There are nine human herpesvirus (HHV) pathogens that cause significant worldwide morbidity and mortality
with treatment costs in the billions of dollars annually. Their ubiquitous nature contributes to primary infection
early in life and most adults permanently harbor one or more latent herpesvirus species. Primary disease
ranges from asymptomatic to self-limiting (herpes labialis) to life-threatening (cancer). The PI studies a series
of non-toxic, non-nucleoside small molecule antiviral drug candidates (PORT compounds) with a unique
mechanism of action: inhibition of viral DNA packaging by targeting the viral portal protein. The
proposed studies seek to exploit the remarkable structural and functional relatedness of herpesvirus
portals. During herpesvirus genome replication, concatamers of viral dsDNA are cleaved into single length
units by a virus-encoded terminase and packaged into procapsids through a channel located at a single capsid
vertex - the portal. The portal is absolutely required for viral replication. In all cases, function is highly
conserved in that portals are essential for DNA packaging and play a role in releasing viral DNA during
infection.

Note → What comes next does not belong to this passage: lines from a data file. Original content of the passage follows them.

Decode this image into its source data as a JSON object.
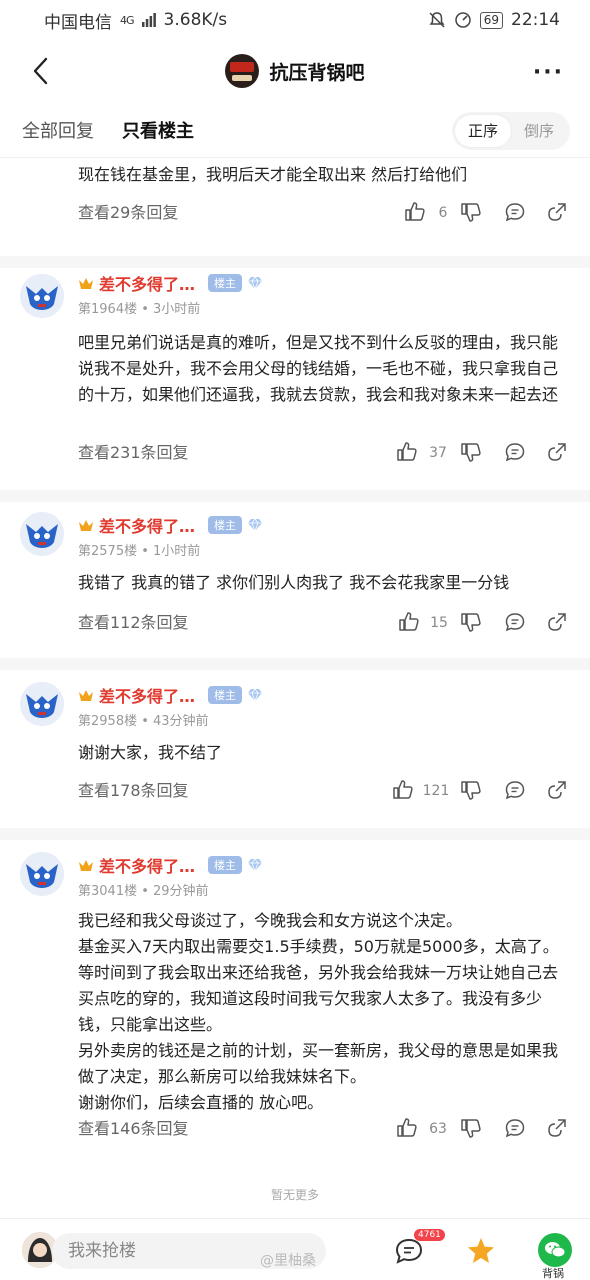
{
  "status": {
    "carrier": "中国电信",
    "signal": "4G",
    "speed": "3.68K/s",
    "battery": "69",
    "time": "22:14"
  },
  "nav": {
    "title": "抗压背锅吧"
  },
  "tabs": {
    "all": "全部回复",
    "op_only": "只看楼主",
    "sort_asc": "正序",
    "sort_desc": "倒序"
  },
  "posts": [
    {
      "content": "现在钱在基金里，我明后天才能全取出来 然后打给他们",
      "view_replies": "查看29条回复",
      "likes": "6"
    },
    {
      "user": "差不多得了…",
      "badge": "楼主",
      "floor_time": "第1964楼 • 3小时前",
      "content": "吧里兄弟们说话是真的难听，但是又找不到什么反驳的理由，我只能说我不是处升，我不会用父母的钱结婚，一毛也不碰，我只拿我自己的十万，如果他们还逼我，我就去贷款，我会和我对象未来一起去还",
      "view_replies": "查看231条回复",
      "likes": "37"
    },
    {
      "user": "差不多得了…",
      "badge": "楼主",
      "floor_time": "第2575楼 • 1小时前",
      "content": "我错了 我真的错了 求你们别人肉我了 我不会花我家里一分钱",
      "view_replies": "查看112条回复",
      "likes": "15"
    },
    {
      "user": "差不多得了…",
      "badge": "楼主",
      "floor_time": "第2958楼 • 43分钟前",
      "content": "谢谢大家，我不结了",
      "view_replies": "查看178条回复",
      "likes": "121"
    },
    {
      "user": "差不多得了…",
      "badge": "楼主",
      "floor_time": "第3041楼 • 29分钟前",
      "content_lines": [
        "我已经和我父母谈过了，今晚我会和女方说这个决定。",
        "基金买入7天内取出需要交1.5手续费，50万就是5000多，太高了。等时间到了我会取出来还给我爸，另外我会给我妹一万块让她自己去买点吃的穿的，我知道这段时间我亏欠我家人太多了。我没有多少钱，只能拿出这些。",
        "另外卖房的钱还是之前的计划，买一套新房，我父母的意思是如果我做了决定，那么新房可以给我妹妹名下。",
        "谢谢你们，后续会直播的 放心吧。"
      ],
      "view_replies": "查看146条回复",
      "likes": "63"
    }
  ],
  "footer": {
    "no_more": "暂无更多",
    "reply_placeholder": "我来抢楼",
    "comment_badge": "4761",
    "wechat_label": "背锅",
    "watermark": "@里柚桑"
  },
  "colors": {
    "username": "#e03a2f",
    "op_badge": "#9fbce8",
    "badge_red": "#f2424a",
    "wechat": "#1fb84a"
  },
  "icons": [
    "back-icon",
    "more-icon",
    "crown-icon",
    "diamond-icon",
    "thumb-up-icon",
    "thumb-down-icon",
    "comment-icon",
    "share-icon",
    "star-icon",
    "wechat-icon"
  ]
}
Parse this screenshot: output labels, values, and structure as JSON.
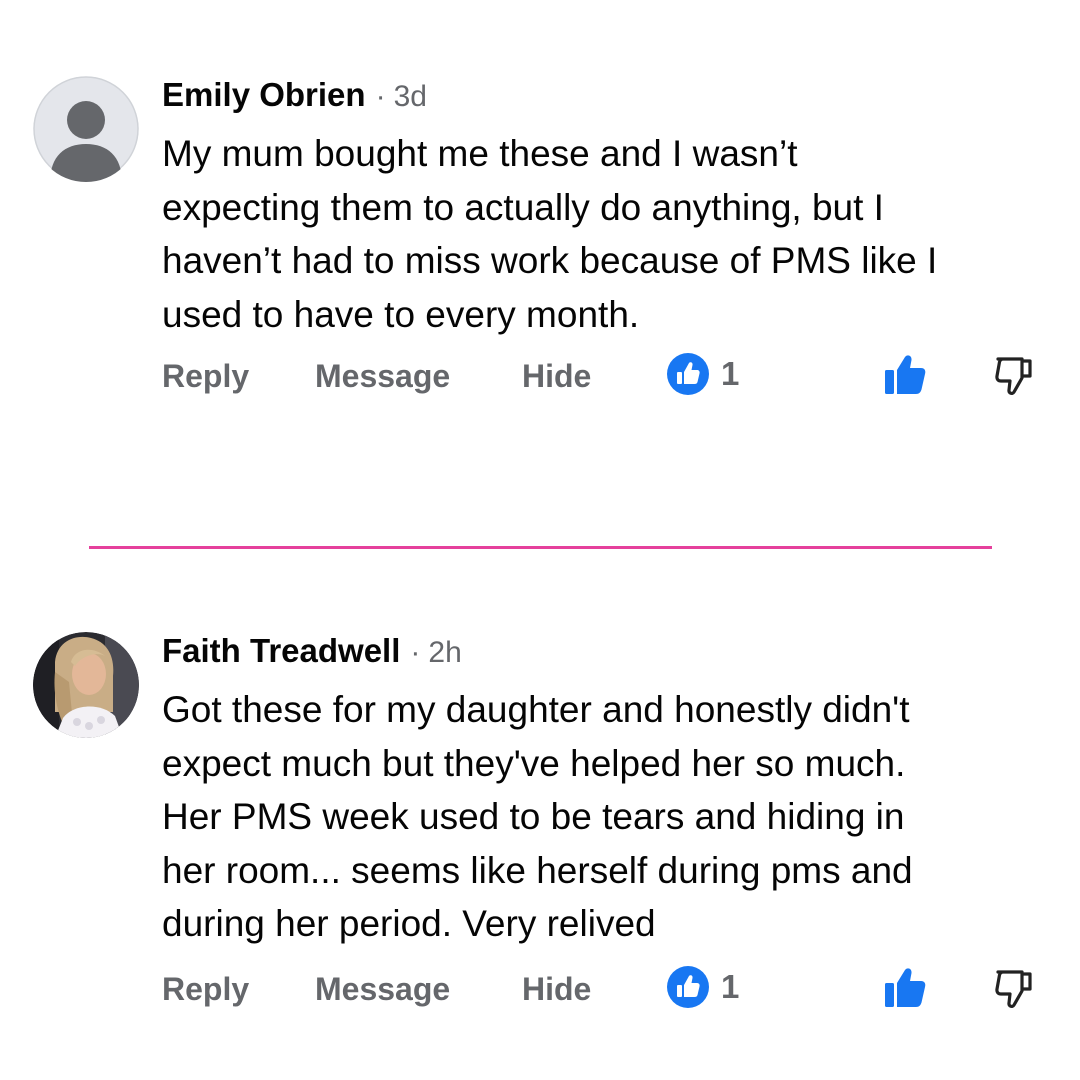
{
  "colors": {
    "divider": "#e5409c",
    "like_blue": "#1877f2",
    "muted_text": "#65676b"
  },
  "comments": [
    {
      "author": "Emily Obrien",
      "separator": "·",
      "time": "3d",
      "avatar": "default-person-avatar",
      "text_lines": [
        "My mum bought me these and I wasn’t",
        "expecting them to actually do anything, but I",
        "haven’t had to miss work because of PMS like I",
        "used to have to every month."
      ],
      "actions": {
        "reply": "Reply",
        "message": "Message",
        "hide": "Hide"
      },
      "reaction_icon": "like-reaction-icon",
      "reaction_count": "1"
    },
    {
      "author": "Faith Treadwell",
      "separator": "·",
      "time": "2h",
      "avatar": "profile-photo",
      "text_lines": [
        "Got these for my daughter and honestly didn't",
        "expect much but they've helped her so much.",
        "Her PMS week used to be tears and hiding in",
        "her room... seems like herself during pms and",
        "during her period. Very relived"
      ],
      "actions": {
        "reply": "Reply",
        "message": "Message",
        "hide": "Hide"
      },
      "reaction_icon": "like-reaction-icon",
      "reaction_count": "1"
    }
  ]
}
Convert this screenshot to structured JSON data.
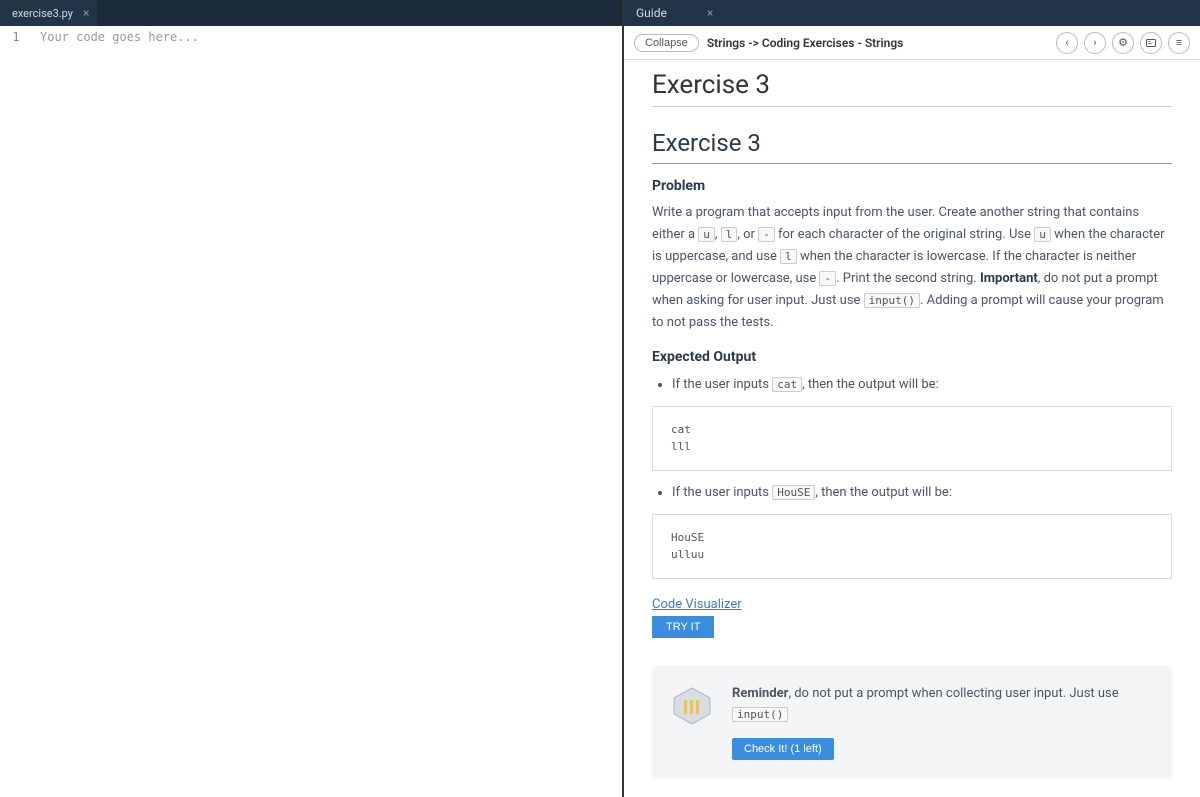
{
  "left": {
    "tab_name": "exercise3.py",
    "line_number": "1",
    "placeholder": "Your code goes here..."
  },
  "right": {
    "tab_name": "Guide",
    "collapse_label": "Collapse",
    "breadcrumb": "Strings -> Coding Exercises - Strings",
    "title": "Exercise 3",
    "section_title": "Exercise 3",
    "problem_heading": "Problem",
    "problem": {
      "t1": "Write a program that accepts input from the user. Create another string that contains either a ",
      "c1": "u",
      "t2": ", ",
      "c2": "l",
      "t3": ", or ",
      "c3": "-",
      "t4": " for each character of the original string. Use ",
      "c4": "u",
      "t5": " when the character is uppercase, and use ",
      "c5": "l",
      "t6": " when the character is lowercase. If the character is neither uppercase or lowercase, use ",
      "c6": "-",
      "t7": ". Print the second string. ",
      "bold1": "Important",
      "t8": ", do not put a prompt when asking for user input. Just use ",
      "c7": "input()",
      "t9": ". Adding a prompt will cause your program to not pass the tests."
    },
    "expected_heading": "Expected Output",
    "ex1": {
      "pre": "If the user inputs ",
      "code": "cat",
      "post": ", then the output will be:",
      "block": "cat\nlll"
    },
    "ex2": {
      "pre": "If the user inputs ",
      "code": "HouSE",
      "post": ", then the output will be:",
      "block": "HouSE\nulluu"
    },
    "visualizer_link": "Code Visualizer",
    "try_label": "TRY IT",
    "reminder": {
      "bold": "Reminder",
      "t1": ", do not put a prompt when collecting user input. Just use ",
      "code": "input()"
    },
    "check_label": "Check It! (1 left)"
  }
}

Our recent findings, which are the basis of this grant application, show that PORT 1 can prevent viral
replication in human and animal species in all three herpesvirus subfamilies (alpha, beta and gamma). The
remarkable structural conservation of the portal protein core for all herpesvirus species across all three sub-
families may provide an opportunity to develop a broad-spectrum HHV drug. Furthermore, a drug with a
completely different mechanism than nucleoside analogs (e.g. acyclovir) would have great clinical value for
treating drug resistant herpesviruses. A broad-spectrum anti-herpesviral drug could be used to treat more than
one herpesvirus infection at one time – particularly in immunocompromised cancer and transplant patients, and
fill the need for alternative or first generation therapies for certain herpesviruses (EBV and CMV). We propose
four complementary Aims to further these studies. Aim 1 will include synthesis and testing of PORT 1 in vitro
activity against alpha, beta, and gamma herpesviruses. PORT1 mechanism of action will be confirmed via
TEM by showing that cells infected by a virus from any HHV subfamily contain only empty capsids. Aims 2-4
were conceptualized based on the hypothesis that PORT 1 exhibits broad-spectrum activity against human
and animal herpesviruses. Preliminary data are provided showing that PORT 1 has significant in vitro activity
against murine cytomegalovirus and murine gammaherpesvirus 68. These results were not unexpected based
on the remarkable structural and functional relatedness of ALL herpesvirus portals. Aims 2-4 will test the in
vivo efficacy of the lead broad spectrum PORT 1 compound activity against herpes-viruses from all three
subfamilies. In the spirit of the NIH REAP grant mechanism, these studies will provide an exciting, mentored
laboratory experience for undergraduate, graduate and medical student researchers.